Der deutsche Bundeskanzler und der Schweizer Bundespräsident werden dafür gescholten, dass sie nicht mit markigen Worten Putin verurteilen, Kriegsrhetorik verwenden, Waffenlieferungen jeder Art an die Ukraine befürworten.

Dass Kanzler Scholz erwidert, dass er es als seine wichtigste Aufgabe ansehe, alles zu tun, um einen atomaren Weltkrieg zu vermeiden, wird ihm als zögerliche Schwäche um die Ohren gehauen.

Frieden schaffen mit ganz viel Waffen

Selbst die Linken und die Grünen verabschieden sich vom alten Slogan «Frieden schaffen ohne Waffen», der eine ganze Generation von Ostermarschierern und Pazifisten als Leitmotiv diente.
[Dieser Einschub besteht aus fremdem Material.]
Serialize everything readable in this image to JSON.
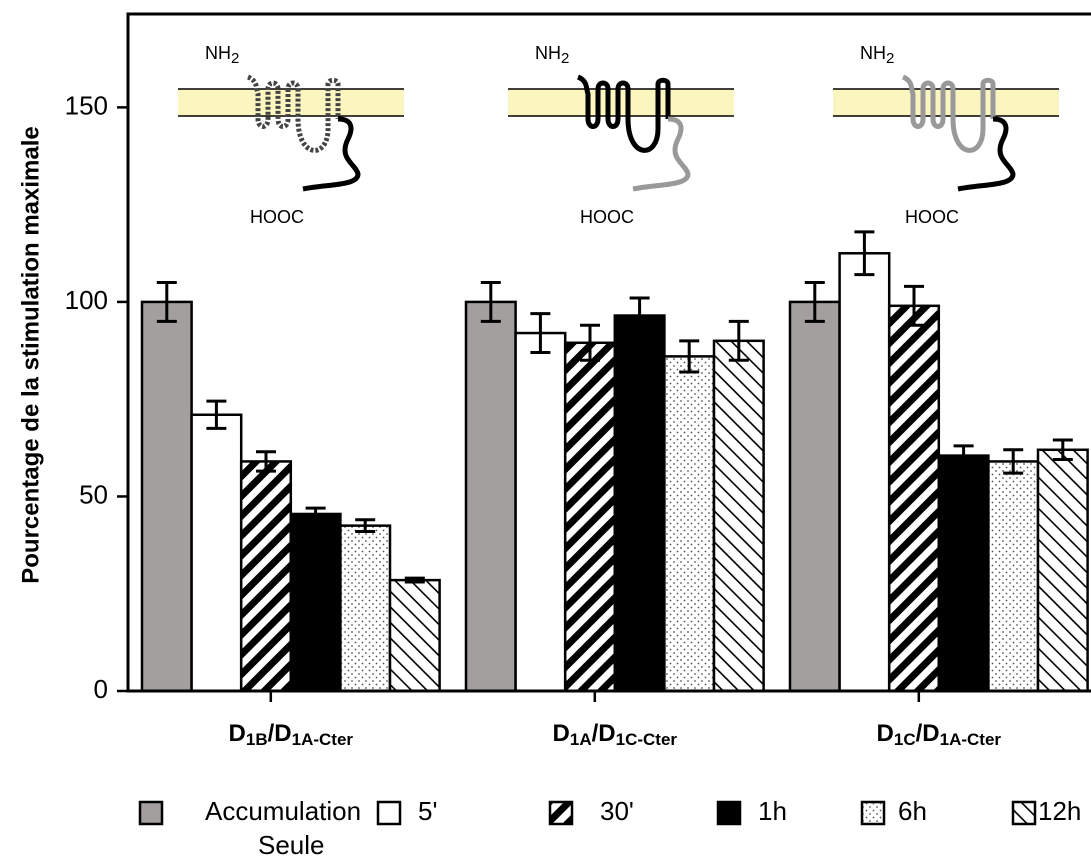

Nun also «Frieden schaffen mit Waffen». Nun also die üblichen besonderen Umstände, die besondere Massnahmen erforderten. Natürlich sei es im Prinzip übel, Waffen an eine Kriegspartei zu liefern. Aber angesichts dieser Umstände …

Der weltberühmte Linguist und politische Aktivist Noam Chomsky dagegen, man kann es nicht oft genug wiederholen, bringt die Lage auf den Punkt: Es gibt nur zwei Arten, einen Krieg zu beenden. Entweder durch die völlige Vernichtung einer der beiden Beteiligten – oder durch Verhandlungen.

Dass Russland völlig vernichtet würde, ist äusserst unwahrscheinlich. Dass die Ukraine, die neben unendlichem menschlichem Leid bereits Schäden in der geschätzten Höhe von über 600 Milliarden US$ zu beklagen hat, vernichtet werden könnte, das ist auch unwahrscheinlich, aber möglich.

Also bliebe nur noch die Verhandlungslösung. Aber Kriegsgurgeln erwidern, dass Putin ja gar nicht verhandeln wolle, dieser Kriminelle und Wahnsinnige sei nur mit Waffengewalt zur Raison zu bringen.

Dabei ist allerdings zu hoffen, dass er nicht wahnsinnig ist. Denn der Präsident Russlands verfügt über das grösste Atomwaffenarsenal der Welt. Ob sich das Glück wiederholen würde, dass die Atommacht UdSSR zusammenbrach, ohne die Welt mit in einen Abgrund zu reissen, wenn Russland vor einer existenziellen Krise stünde? Man weiss es nicht, man will es auch gar nicht wissen.

Kriegsgurgeln habe keine Perspektive

Wer so argumentiert, wird reflexartig als Putin-Versteher abgekanzelt, ob man denn die Aggression Putins einfach hinnehmen wolle, dem könne doch nur mit Gewalt begegnet werden, wer Verhandlungen anbietet, zeige Schwäche, mache ihm Appetit auf mehr, provoziere, dass Russland vielleicht sogar NATO-Staaten angreifen werde.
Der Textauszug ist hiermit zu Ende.